‘Wat doet ’n speler in die 85 minuten zonder bal?’
Stiekem had hij vooraf gehoopt op een paar puntjes meer – en dus vrij van kopzorgen – maar dat Achilles Veen zich nu volop in de strijd om het ontlopen van de nacompetitie bevindt, verbaast John van Bijsterveld niet. “Het had gekund, maar dan hadden we resultaten moeten halen in potjes zoals tegen Nivo Sparta. Dat hebben we nagelaten, vooral omdat we over de hele lijn niet altijd even constant zijn gebleken”, vindt de coach van de zaterdaghoofdklasser.
Met het duel in Zaltbommel tegen het toen al gedegradeerde Nivo als dieptepunt. “Absoluut. De eerste helft daar was zelfs schandalig slecht. Merkwaardig bovendien na een serie van acht uit vier.” Frappant in dat kader was het traject in de week voorafgaand aan dat competitieduel tegen Nivo. Met de snorrende televisiecamera’s in de kleedkamer barstte Van Bijsterveld toen in woede uit tijdens de rust van de wedstrijd tegen Veerse Boys om de Omroep Brabant Cup. “Achteraf was dat slappe gedoe dus een voorbode. Maar kom, we moeten dit nu niet groter maken dan het is. Over de instelling en de bereidwilligheid van de spelers hebben wij als staf over het algemeen weinig klagen. Het is alleen jammer dat we net in die paar cruciale duels niet thuis hebben gegeven. Dan waren we nu al veilig geweest.”

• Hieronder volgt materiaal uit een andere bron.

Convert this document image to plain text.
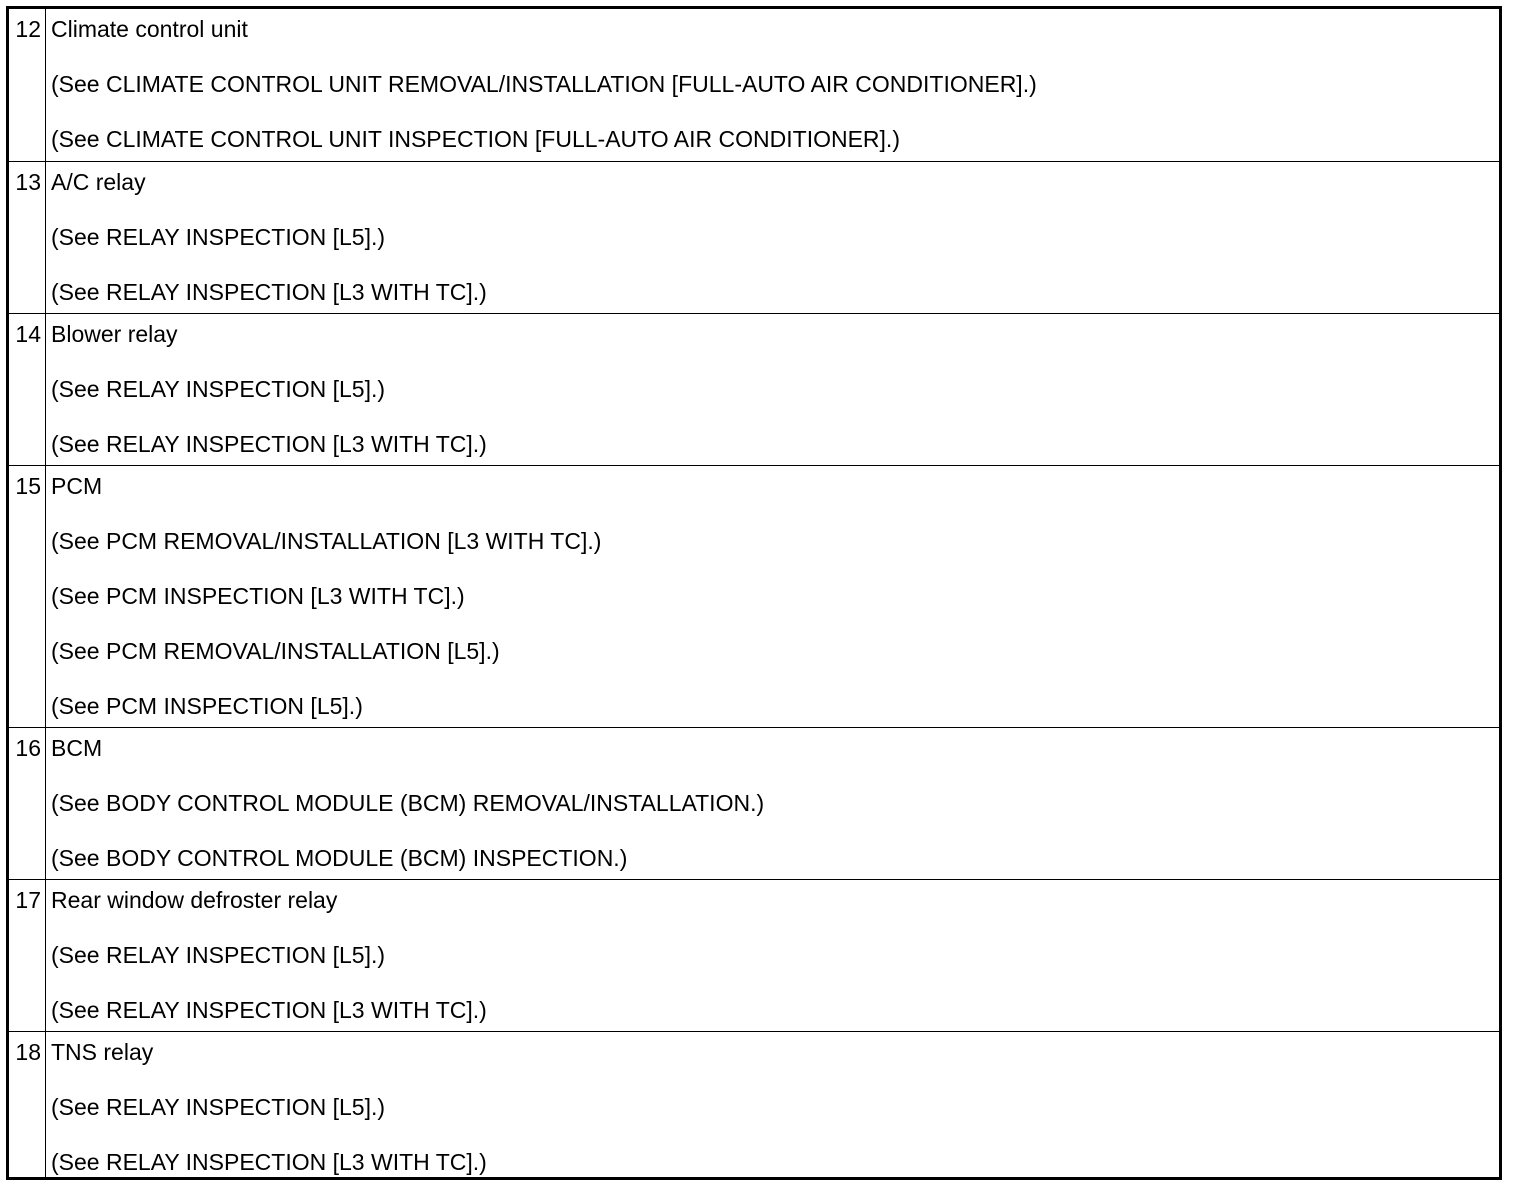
12 Climate control unit
(See CLIMATE CONTROL UNIT REMOVAL/INSTALLATION [FULL-AUTO AIR CONDITIONER].)
(See CLIMATE CONTROL UNIT INSPECTION [FULL-AUTO AIR CONDITIONER].)
13 A/C relay
(See RELAY INSPECTION [L5].)
(See RELAY INSPECTION [L3 WITH TC].)
14 Blower relay
(See RELAY INSPECTION [L5].)
(See RELAY INSPECTION [L3 WITH TC].)
15 PCM
(See PCM REMOVAL/INSTALLATION [L3 WITH TC].)
(See PCM INSPECTION [L3 WITH TC].)
(See PCM REMOVAL/INSTALLATION [L5].)
(See PCM INSPECTION [L5].)
16 BCM
(See BODY CONTROL MODULE (BCM) REMOVAL/INSTALLATION.)
(See BODY CONTROL MODULE (BCM) INSPECTION.)
17 Rear window defroster relay
(See RELAY INSPECTION [L5].)
(See RELAY INSPECTION [L3 WITH TC].)
18 TNS relay
(See RELAY INSPECTION [L5].)
(See RELAY INSPECTION [L3 WITH TC].)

Zaterdag kan Veen op eigen kracht alsnog een belangrijke stap richting klassenbehoud zetten als het Alexandria’66 klopt. “Geen belangrijke, maar een hèèl belangrijke wedstrijd. Ik kan het wel gaan bagatelliseren en proberen druk weg te halen, maar het is gewoon een feit. Dit duel wordt d’r op of d’r onder. We moeten er nu staan. En anders staan ze er nooit? Ik kan het niet anders dan bevestigen. Maar ik weet zeker dat de spelers dit ook beseffen. We mogen in ieder geval niet afhankelijk worden van de laatste competitiewedstrijd, want die is bij de kampioen. Een feestje als we het redden? Dat denk ik het wel en dat mag ook best. De verhoudingen binnen deze afdeling zijn duidelijk, ook financieel. Je kunt het aflezen aan de stand. Met ons budget horen wij ergens in het rechterrijtje. Nu nog op een plaatsje daar waar het geen pijn doet.”
Organisatie
De komst van een aantal nieuwe krachten na de zomerstop zal volgens Van Bijsterveld niet afhangen van de status. “Voor de club zou het bijzonder sneu zijn als we straks in september het nieuwe sportpark moeten openen als eersteklasser. Maar daar wil ik nu niet eens aan denken”, zegt de realist pur sang. “Stapsgewijs een stabiele hoofdklasser worden. Dat is waar we heen willen met deze club. Inclusief de spelers die we gehaald hebben, kunnen we daar straks gericht aan verder bouwen. Als leiding hebben we vooral geïnvesteerd in mentale weerbaarheid en kracht. In balbezit hebben we al kwaliteit voldoende. Maar ja, elk individu heeft de bal slechts zo’n maximaal vijf minuten per wedstrijd. Het is dus geen onbelangrijk detail om ook invulling te geven aan die resterende 85 minuten. Ook ik wil zo aanvallend mogelijk spelen, maar een gedegen organisatie is en blijft de basis.”